Our school was founded by Sister Marie St. Paul Salgado. On a religious retreat in Bel-Air she heard voices of little girls in the very early hours of the morning singing as they carried pails of water to construction workers. Those girls, hired as domestic slaves, were doing back-breaking labor starting at the age of 6. For them education was a luxury that they could not afford.


In 1967 Sister Marie St. Paul Salgado opened the Notre-Dame du Perpétuel Secours school with 15 girls.



Notre-Dame emphasizes a parochial curriculum that aims to empower students to develop confidence in themselves and their future, and encourage them to pursue further education, dignified employment and adequate housing.

Our dedicated staff of 15 teachers, 3 staff members, and 1 school director prepare our students to take the Certificat d’Etudes Primaires (CEP), the National exam that allows them to continue their education.

It is with a lot pride that we can report 90% of our students who take the test, pass. 


January 12, 2010 - Earthquake

Haiti suffered a magnitude 7 earthquake.

That day we had just dismissed the 550 girls who were enrolled at the school at that time.

The convent attached to the school crumbled, killing 17 nuns.
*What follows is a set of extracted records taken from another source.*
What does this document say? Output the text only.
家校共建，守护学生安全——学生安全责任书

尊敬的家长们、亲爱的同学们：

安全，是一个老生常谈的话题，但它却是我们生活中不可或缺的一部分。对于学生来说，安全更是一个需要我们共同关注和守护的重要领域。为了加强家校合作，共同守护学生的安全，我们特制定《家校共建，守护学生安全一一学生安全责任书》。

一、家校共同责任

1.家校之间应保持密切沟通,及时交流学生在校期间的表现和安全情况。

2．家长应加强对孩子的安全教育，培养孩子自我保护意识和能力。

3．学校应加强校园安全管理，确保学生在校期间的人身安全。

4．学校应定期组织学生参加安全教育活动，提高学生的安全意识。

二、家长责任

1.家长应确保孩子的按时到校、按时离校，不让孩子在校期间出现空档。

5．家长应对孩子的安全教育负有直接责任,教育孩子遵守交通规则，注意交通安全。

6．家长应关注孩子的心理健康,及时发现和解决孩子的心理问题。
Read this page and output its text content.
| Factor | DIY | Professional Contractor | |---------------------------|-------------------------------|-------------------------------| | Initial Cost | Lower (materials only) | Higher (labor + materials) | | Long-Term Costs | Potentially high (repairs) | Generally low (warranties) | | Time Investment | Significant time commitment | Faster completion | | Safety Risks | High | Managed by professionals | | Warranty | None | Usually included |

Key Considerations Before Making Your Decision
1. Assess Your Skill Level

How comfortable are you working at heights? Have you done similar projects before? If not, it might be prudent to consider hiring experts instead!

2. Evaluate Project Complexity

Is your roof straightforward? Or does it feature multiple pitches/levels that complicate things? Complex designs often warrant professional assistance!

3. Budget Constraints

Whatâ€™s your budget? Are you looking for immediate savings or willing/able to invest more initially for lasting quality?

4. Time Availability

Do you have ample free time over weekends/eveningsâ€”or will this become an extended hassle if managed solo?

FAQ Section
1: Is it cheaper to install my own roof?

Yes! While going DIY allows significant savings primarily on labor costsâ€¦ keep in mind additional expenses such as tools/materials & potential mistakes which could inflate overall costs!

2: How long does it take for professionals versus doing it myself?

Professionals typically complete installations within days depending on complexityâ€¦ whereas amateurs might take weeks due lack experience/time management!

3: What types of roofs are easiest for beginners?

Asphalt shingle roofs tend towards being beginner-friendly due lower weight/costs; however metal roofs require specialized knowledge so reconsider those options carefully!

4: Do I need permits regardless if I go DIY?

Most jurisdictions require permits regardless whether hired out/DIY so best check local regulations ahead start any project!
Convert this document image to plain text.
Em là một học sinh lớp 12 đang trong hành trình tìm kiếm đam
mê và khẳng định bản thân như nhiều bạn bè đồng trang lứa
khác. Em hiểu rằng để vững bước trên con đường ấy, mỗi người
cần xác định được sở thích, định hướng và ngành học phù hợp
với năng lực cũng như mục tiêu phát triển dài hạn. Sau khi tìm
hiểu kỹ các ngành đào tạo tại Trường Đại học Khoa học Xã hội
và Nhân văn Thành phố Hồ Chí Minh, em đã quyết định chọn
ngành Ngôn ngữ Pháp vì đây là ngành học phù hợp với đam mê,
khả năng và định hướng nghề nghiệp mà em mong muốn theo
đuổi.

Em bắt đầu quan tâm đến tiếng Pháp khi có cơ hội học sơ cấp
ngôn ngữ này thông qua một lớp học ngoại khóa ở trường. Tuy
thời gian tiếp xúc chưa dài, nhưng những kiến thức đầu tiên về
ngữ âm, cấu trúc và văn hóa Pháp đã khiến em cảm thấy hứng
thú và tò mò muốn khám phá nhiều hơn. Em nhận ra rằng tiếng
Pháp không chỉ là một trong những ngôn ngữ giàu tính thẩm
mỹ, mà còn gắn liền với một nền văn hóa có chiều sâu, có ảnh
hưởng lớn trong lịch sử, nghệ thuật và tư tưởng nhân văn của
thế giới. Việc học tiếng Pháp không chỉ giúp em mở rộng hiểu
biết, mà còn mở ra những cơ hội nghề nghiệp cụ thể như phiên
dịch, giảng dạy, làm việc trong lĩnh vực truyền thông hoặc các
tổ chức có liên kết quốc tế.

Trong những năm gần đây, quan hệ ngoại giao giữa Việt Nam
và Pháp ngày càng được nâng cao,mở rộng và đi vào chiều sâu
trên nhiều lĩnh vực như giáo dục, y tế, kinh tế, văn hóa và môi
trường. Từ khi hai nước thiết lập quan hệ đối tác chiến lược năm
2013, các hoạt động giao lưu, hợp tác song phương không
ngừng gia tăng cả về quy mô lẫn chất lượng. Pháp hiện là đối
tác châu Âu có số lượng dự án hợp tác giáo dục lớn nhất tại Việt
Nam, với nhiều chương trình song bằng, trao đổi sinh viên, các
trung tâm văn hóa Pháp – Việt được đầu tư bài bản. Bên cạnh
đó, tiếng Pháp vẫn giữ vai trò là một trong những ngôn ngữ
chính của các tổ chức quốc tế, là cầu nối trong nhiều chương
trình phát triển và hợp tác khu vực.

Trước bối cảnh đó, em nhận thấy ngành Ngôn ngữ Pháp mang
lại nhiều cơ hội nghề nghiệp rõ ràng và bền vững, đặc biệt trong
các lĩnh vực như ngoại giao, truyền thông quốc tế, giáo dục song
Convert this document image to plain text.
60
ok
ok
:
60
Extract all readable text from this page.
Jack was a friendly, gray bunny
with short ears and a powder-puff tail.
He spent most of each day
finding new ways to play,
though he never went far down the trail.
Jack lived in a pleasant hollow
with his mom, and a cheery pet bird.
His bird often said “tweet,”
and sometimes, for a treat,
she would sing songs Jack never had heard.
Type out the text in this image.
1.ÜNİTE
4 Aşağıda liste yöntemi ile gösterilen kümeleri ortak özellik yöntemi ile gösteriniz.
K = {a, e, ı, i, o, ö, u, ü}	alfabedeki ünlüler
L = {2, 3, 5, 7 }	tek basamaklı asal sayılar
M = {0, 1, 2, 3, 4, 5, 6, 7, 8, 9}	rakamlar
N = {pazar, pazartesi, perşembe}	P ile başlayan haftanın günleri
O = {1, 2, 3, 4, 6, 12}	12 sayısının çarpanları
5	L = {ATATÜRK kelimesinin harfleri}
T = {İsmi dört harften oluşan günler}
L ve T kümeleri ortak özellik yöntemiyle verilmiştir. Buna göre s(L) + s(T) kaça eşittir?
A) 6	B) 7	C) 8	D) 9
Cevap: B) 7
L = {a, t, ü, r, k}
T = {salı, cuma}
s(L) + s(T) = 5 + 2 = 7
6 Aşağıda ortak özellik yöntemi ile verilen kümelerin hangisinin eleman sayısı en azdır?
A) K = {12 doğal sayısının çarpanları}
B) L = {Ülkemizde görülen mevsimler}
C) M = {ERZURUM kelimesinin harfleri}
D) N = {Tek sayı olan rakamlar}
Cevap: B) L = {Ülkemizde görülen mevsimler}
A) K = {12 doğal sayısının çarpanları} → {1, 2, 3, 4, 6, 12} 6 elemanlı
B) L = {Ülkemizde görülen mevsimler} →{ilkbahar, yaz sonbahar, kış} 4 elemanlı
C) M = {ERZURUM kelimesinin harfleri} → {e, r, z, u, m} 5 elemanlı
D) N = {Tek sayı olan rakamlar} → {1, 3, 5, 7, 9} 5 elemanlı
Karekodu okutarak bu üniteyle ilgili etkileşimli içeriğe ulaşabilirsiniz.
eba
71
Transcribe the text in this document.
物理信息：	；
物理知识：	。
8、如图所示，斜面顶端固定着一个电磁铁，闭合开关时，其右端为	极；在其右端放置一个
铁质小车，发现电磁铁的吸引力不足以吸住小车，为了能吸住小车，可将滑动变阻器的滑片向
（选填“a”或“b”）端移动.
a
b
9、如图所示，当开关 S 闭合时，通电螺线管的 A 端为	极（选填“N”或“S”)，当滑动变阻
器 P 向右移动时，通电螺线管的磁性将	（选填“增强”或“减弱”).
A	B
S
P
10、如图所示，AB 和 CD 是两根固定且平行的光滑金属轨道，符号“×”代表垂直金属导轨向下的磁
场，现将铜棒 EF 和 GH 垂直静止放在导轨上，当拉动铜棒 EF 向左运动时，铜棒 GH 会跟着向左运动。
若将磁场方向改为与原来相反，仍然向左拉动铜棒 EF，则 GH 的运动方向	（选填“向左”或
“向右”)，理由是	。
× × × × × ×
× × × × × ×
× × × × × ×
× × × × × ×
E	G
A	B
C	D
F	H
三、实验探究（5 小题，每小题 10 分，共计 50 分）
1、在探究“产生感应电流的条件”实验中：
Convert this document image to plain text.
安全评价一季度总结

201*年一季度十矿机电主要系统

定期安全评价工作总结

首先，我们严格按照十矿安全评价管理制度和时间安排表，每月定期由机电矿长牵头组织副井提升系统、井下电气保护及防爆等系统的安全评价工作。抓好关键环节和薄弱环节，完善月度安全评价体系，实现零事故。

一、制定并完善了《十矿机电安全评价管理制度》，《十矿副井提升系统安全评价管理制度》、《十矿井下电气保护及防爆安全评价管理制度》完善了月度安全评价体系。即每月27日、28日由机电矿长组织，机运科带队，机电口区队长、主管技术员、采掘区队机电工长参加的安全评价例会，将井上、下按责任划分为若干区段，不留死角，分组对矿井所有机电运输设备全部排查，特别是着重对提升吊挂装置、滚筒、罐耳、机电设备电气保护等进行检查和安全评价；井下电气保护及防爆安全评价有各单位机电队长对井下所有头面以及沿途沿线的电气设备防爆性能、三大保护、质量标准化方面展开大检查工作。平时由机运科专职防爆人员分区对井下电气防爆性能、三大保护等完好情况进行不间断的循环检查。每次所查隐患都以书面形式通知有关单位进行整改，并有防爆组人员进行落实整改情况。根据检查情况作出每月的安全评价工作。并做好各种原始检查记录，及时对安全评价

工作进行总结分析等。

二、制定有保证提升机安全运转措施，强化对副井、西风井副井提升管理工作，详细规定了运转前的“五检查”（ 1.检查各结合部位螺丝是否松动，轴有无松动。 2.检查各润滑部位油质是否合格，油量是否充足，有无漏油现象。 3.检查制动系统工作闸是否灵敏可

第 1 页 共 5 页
Seconds later the school crumbled.

Sister Paul had been rescued and taken to the Dominican Republic where she died a few months later.


SEPTEMBER 2010 - reopening

We were able to reopen with 300 students in September 2010 in a temporary structure provided by UNICEF.

The school now provides the girls with an education, that without which they would remain in domesticity.


March 2018 - Rebuilding

Thanks to the support of Digicel Haiti Foundation, our school building was completely rebuilt. Ours was one of 175 schools that the Foundation rebuilt across Haiti.

Our girls now have brand new classrooms to continue their education.